New preliminary examinations were administered for the first time in 2005; the FAP course was completed in 2006; and new FSA–level exams and modules were introduced in 2007. The first new–style FAC will be in March. During the design, development and implementation phases, we faced many challenges. In addition to having grand goals, we set aggressive timelines and felt the frustration (and the candidates' frustration) of missing some target rollout dates for the FAP modules. Our volunteers, staff and contractors were stretched thin, and we experienced volunteer turnover. E–Learning represented a paradigm shift that involved a steep learning curve, as well as a substantial financial commitment to build a Web–based infrastructure. We often wondered if we would be able to pull it off. But we were motivated by the knowledge that we were doing the right thing, had clear goals and were backed by the Board and other volunteer leaders. Flexibility, persistence and a continuous–improvement mindset were key success factors, and we ultimately prevailed.

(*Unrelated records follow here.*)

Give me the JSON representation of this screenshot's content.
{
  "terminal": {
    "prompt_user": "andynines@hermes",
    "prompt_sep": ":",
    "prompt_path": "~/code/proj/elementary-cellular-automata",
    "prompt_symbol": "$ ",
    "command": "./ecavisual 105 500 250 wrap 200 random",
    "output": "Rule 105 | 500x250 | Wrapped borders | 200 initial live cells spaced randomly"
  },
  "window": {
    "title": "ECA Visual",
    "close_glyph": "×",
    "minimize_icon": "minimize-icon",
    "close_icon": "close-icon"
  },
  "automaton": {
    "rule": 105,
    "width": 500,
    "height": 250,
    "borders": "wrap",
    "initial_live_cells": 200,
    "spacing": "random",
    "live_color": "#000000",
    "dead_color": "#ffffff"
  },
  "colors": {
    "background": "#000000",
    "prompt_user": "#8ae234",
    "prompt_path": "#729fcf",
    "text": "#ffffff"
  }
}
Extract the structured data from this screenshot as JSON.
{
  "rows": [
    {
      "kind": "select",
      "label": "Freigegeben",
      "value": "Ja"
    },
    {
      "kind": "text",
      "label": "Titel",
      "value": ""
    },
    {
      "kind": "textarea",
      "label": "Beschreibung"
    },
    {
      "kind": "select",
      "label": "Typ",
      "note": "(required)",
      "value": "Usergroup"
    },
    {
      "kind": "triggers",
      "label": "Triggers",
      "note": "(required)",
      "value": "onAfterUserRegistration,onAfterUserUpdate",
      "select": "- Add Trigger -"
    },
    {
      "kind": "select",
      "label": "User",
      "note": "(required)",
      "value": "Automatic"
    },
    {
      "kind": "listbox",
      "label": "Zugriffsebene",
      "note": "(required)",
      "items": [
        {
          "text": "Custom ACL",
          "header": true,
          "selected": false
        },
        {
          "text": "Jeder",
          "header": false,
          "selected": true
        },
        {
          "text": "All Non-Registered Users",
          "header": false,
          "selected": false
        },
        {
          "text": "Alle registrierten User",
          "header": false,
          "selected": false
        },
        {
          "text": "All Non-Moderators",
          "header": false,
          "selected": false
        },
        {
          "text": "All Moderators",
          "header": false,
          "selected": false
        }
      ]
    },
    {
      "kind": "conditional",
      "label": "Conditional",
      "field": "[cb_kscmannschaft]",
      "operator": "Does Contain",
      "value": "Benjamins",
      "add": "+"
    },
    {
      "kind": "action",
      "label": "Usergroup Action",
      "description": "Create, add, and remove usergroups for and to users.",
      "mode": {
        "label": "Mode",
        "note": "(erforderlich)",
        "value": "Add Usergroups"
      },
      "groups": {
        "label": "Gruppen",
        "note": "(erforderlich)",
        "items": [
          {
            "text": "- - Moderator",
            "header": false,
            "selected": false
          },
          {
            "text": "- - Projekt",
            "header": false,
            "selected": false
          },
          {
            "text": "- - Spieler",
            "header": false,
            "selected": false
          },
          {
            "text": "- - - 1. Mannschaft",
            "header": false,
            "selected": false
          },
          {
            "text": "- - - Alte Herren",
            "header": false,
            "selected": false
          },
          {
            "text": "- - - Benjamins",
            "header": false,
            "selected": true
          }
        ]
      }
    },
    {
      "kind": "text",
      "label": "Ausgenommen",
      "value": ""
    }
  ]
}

We believe that the education system now in place provides a relevant syllabus and prepares new actuaries to provide value to their employers. The education committees will continue to focus on preparing actuaries for the future through syllabus review and alignment with critical learning outcomes. Although reductions in travel time are not yet apparent, we know that increasing the frequency of Exams P and FM will move us in the right direction, as will the on–demand nature of the e–Learning modules and assessments. We anticipate that those pursuing actuarial careers will begin FAP while still in school and that this will also contribute to reducing travel time. Starting this year, we are making module content available to anyone for a nominal fee. This exposes students to the nature of actuarial work and enables them to make better–informed decisions about choosing an actuarial career.

We are committed to honoring the membership's clearly expressed desire to minimize changes to the SOA's education and examination system. We will, though, continue to evaluate the system's effectiveness and use a variety of data sources for informed decision–making and improvement. We will fine–tune as appropriate and keep the learning outcomes and reading materials up–to–date, while preserving the value of the ASA and FSA credentials and positioning the SOA to be the premier provider of actuarial knowledge and education in the world. We welcome, and expect, ongoing membership feedback.

In this issue of The Actuary, the spotlight is on the Education Department: the processes, the progress and the potential for future enhancements. I invite you to take some time to read about the department in detail–the new structure, the exams operation, e–Learning, the professional courses and the team who have dedicated themselves to achieving the department's goals and aspirations.

Thanks to everyone involved in creating the new system! We couldn't have done it without all of your time, expertise and hard work.